Kali ini Jeslyn tidak membalas ucapan Dave. Dia hanya terisak dalam pelukan Dave. "Jeslyn, aku mohon maafkan aku. Berikan aku kesempatan untuk memperbaiki semuanya. Aku tahu, maaf saja tidak cukup untuk menyembuhkan luka yang sudah aku torehkan padamu. Aku akan melakukan apapun agar kau bisa memaafkan aku," ucap Dave sungguh-sungguh.
Dia sudah memutuskan untuk tidak pergi ketika tahu kalau Jeslyn masih mencintainya. Sejak awal, dia memang sangat berat meninggalkan Jeslyn, tetapi hanya itu cara untuknya melepaskan Jeslyn.
Dave lalu mengurai pelukannya. "Kenapa kau mau pergi tanpa bicara apapun padaku? Apa kau sudah tidak mencintaku lagi?" tanya Jeslyn seraya menatap bola mata Dave.
Seketika Dave langsung menunduk menatap Jeslyn. "Aku sangat mencintaimu, Jeslyn. Bukankah aku sudah sering mengatakannya? Seharusnya aku yang bertanya padamu, apa kau sungguh masih mencintaiku?" tatap Dave penuh tanya.
"Kau bilang kau tidak bisa memaafkan aku. Kau juga bilang menyesal karena sudah menikah denganku. Kau tidak ingin lagi memiliki hubungan apapun dan tidak ingin terikat lagi denganku karena kau membenciku dan keluargaku. Maka dari itu, aku pikir rumah tangga kita sudah tidak bisa dilanjutkan lagi."
Seketika raut wajah Jeslyn langsung menegang. "Kau mendengarnya?" tanya Jeslyn dengan wajah terkejut.
Dave mengangguk. "Aku mendengar semuanya, termasuk saat kau bilang yang kau butuhkan hanya Dion. Hatiku sakit saat kau bilang seperti itu apalagi kau bilang tidak ingin melihatku lagi dan ingin segera pergi dari hidupku."
Waktu itu Dave tidak sengaja mendengar pembicaraan Jeslyn dan Dion ketika Jeslyn baru saja setelah dia mengalami keguguran. Saat itu Dave berpikir kalau itu hanyalah emosi sesaat Jeslyn karena dia baru saja kehilangan anaknya akibat ulah Felicia.

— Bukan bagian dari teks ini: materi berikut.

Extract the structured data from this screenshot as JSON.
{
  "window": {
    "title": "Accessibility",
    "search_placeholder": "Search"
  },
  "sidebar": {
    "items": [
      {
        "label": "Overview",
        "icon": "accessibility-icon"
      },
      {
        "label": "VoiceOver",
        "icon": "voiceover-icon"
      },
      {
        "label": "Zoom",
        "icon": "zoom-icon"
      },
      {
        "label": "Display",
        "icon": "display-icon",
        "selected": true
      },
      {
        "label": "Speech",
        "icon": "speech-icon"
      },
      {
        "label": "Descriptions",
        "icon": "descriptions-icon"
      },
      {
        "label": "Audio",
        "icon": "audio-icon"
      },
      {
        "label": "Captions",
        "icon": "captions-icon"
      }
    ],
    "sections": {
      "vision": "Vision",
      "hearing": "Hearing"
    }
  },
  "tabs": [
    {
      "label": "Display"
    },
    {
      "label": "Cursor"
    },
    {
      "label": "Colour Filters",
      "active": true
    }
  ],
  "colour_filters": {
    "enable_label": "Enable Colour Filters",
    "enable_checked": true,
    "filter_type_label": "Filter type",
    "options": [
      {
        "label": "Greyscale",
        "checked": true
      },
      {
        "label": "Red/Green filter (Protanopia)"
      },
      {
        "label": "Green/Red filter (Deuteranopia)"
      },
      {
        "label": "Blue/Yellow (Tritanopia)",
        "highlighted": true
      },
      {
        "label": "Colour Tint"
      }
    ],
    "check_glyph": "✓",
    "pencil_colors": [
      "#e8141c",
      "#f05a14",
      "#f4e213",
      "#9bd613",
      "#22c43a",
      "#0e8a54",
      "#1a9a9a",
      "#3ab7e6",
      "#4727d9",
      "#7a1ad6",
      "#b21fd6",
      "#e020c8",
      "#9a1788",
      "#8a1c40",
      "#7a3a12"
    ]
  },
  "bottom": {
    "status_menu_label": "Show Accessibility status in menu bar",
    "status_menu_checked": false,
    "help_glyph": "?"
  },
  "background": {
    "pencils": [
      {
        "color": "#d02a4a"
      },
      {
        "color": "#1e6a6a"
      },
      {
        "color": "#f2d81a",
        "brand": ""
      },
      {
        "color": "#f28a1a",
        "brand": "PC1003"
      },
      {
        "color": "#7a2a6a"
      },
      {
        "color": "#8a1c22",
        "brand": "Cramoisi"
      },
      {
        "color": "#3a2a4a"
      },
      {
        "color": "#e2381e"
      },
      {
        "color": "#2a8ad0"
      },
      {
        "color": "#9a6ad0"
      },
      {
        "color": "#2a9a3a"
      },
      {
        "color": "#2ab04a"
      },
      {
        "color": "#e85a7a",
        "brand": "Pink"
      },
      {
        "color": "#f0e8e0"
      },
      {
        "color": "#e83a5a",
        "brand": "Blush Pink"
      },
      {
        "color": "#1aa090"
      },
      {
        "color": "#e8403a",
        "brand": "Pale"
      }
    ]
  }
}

Dave akhirnya memedamnya sendiri. Dia memilih untuk bersikap biasa. Dave memutuskan untuk tidak bertanya maksud dari perkataan Jeslyn karena tidak ingin bertengkar lagi disaat kondisi Jeslyn yang belum stabil.
__ADS_1
Ketika mendengar Jeslyn tiba-tiba meminta cerai, Dave masih berusaha untuk tetap tenang dan sabar menghadapi Jeslyn. Beberapa kali Jeslyn menolak saat Dave ingin menginap di rumah sakit untuk menemaninya.
Awalnya, Dave masih berusaha memakluminya, tapi setelah dia tahu kalau setiap malam Dion yang menjaga Jeslyn. Dave merasa marah sekaligus kecewa. Dia berpikir kalau Jeslyn memang membencinya dan tidak ingin lagi bersamannya lagi.
"Kenapa kau tidak pernah mengatakan padaku?" tanya Jeslyn.
"Aku pikir percuma saja. Kau bahkan tidak ingin berbicara padaku. Kau sering mengabaikan aku saat aku mengajakmu bicara. Aku mencoba memahamimu karena kupikir kau begitu karena masih terpukul dengan kepergian anak kita, tapi makin hari sikapmu semakin acuh tak acuh dan dingin padaku, berbeda sekali ketika kau bersama Dion. Kau selalu bisa tertawa jika bersamanya, sementara denganku sikapmu selalu ketus dan seperti enggan melihat wajahku. Sebab itu, aku berpikir kalau kebahagianmu bukan denganku," jelas Dave panjang lebar.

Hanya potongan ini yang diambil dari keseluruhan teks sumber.